NPR's Eric Westervelt reports from Ramallah.
ERIC WESTERVELT: Palestinian President Mahmoud Abbas wants any new talks with Israel to tackle the big final status issues of statehood, borders, Jerusalem and refugees. After meeting Jewish leaders last night and today with Palestinians in the West Bank, Secretary Rice said Israeli leader Ehud Olmert told her he's ready to broaden the discussion.
Secretary CONDOLEEZZA RICE (U.S. Department of State): Prime Minister Olmert has said that he is ready to discuss fundamental issues that will lead to the establishment of a Palestinian state. And I think there should be a deepening of the dialogue between the Palestinians and the Israelis on all of the issues that - will lead ultimately to the founding of a Palestinian state.
WESTERVELT: But one senior Israeli official deemed it to early to tackle the big thorny issues of Jerusalem and refugees. Israeli officials have talked, instead, about discussing more general agreed principles on statehood. Secretary Rice said she hopes the Middle East peace meeting planned for sometime this fall will offer a chance for a more expansive dialogue between the two sides. President Bush announced the meeting last month.

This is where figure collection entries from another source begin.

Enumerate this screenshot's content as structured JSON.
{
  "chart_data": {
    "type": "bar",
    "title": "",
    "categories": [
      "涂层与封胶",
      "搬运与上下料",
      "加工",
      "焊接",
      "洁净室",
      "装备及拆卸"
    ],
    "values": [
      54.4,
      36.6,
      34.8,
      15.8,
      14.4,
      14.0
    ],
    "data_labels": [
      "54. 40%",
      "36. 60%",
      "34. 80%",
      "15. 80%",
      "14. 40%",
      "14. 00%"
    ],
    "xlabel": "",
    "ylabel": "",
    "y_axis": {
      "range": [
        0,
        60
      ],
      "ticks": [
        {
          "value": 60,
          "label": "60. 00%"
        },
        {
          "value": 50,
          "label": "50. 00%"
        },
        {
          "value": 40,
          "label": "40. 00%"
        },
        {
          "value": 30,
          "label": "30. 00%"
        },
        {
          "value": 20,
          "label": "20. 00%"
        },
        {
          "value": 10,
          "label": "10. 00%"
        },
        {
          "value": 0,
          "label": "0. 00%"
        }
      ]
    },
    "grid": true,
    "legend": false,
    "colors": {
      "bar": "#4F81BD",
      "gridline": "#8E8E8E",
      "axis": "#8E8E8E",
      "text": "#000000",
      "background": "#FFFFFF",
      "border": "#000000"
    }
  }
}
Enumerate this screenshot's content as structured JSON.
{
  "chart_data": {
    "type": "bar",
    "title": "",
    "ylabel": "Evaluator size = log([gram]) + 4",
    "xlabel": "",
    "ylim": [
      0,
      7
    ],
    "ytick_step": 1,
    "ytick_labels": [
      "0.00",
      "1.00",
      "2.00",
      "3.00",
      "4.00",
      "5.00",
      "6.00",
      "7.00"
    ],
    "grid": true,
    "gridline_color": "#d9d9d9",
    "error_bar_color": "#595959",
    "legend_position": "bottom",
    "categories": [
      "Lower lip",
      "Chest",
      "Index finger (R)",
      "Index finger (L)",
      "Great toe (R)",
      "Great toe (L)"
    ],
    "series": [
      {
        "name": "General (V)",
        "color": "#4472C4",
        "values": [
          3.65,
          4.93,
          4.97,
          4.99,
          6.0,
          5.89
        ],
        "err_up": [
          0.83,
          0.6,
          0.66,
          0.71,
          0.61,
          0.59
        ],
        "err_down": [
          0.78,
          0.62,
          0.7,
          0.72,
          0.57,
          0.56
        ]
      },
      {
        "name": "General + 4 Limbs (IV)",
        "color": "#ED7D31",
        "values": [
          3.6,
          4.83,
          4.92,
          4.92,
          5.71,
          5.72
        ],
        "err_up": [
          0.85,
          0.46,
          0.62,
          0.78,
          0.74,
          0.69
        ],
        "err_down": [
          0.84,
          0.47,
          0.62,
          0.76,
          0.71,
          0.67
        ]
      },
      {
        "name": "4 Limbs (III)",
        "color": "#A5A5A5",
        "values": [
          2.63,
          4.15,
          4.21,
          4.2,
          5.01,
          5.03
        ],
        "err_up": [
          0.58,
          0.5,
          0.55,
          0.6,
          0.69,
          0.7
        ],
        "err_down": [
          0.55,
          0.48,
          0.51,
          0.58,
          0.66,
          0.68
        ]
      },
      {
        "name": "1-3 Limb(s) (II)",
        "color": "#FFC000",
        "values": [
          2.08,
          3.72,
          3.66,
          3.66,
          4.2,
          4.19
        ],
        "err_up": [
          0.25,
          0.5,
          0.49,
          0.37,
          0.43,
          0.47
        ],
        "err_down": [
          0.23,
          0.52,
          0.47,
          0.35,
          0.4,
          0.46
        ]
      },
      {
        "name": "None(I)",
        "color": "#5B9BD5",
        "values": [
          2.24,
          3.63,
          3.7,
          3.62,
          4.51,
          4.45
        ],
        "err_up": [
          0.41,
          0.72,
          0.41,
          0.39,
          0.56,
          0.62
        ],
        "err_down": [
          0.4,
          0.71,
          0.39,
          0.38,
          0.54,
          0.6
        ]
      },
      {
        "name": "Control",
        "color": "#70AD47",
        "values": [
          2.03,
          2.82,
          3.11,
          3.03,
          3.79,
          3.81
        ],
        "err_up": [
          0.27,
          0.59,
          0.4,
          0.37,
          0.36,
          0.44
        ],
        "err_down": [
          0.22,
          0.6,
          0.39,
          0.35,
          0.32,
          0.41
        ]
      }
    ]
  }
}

On her trip, Rice want tentative backing from Saudi Arabia for the peace conference, though it's not clear the kingdom would send a representative. So far, no date, place, list of invitees, or agenda have been set for the conference, a gathering Secretary Rice insisted today would be substantive and meaningful.
Sec. RICE: The President of the United States has no desire to call people together for photo op. This is to call people together so that we can really advance Palestinian statehood.
WESTERVELT: In the West Bank today, Rice signed a framework agreement to provide some $80 million in American funding to build and train President Abbas' security forces. A senior U.S. official traveling with Rice said an initial $10 million would be delivered soon. Both Rice and Abbas today, again, ruled out talking to Hamas, the Islamist group, which forcibly took control of all the Gaza Strip in June. The White House lists Hamas as a terrorist group. Rice says Hamas hasn't lived up to international norms, including recognition of Israel and renunciation of violence.
President Abbas today said he'd only consider a dialogue with his rivals if the Islamists apologize to the Palestinian people and take other measures of contrition.
President MAHMOUD ABBAS (Palestinian National Authority): (Through translator) Hamas committed a big crime and made a coup against the legitimacy of the Palestinians. We cannot have any dialogue with anyone in this group.
WESTERVELT: But senior Hamas leader Ahmed Yousef, interviewed in Gaza, warns that the Israeli and Western policy of trying to isolate Hamas will backfire.
Mr. AHMED YOUSEF (Senior Political Leader, Hamas): If I pressure you in the core, now, you have to do something. And they're going to keep squeezing Gaza. I don't know what - I can't predict what's going to happen here.
WESTERVELT: The Hamas official says, quote, "now, we're giving politics a chance. But if politics fail, we'll have to resort to other things - the old tactics," end quote. For years, Hamas launched deadly suicide bombers inside Israel.
Eric Westervelt, NPR News, Ramallah.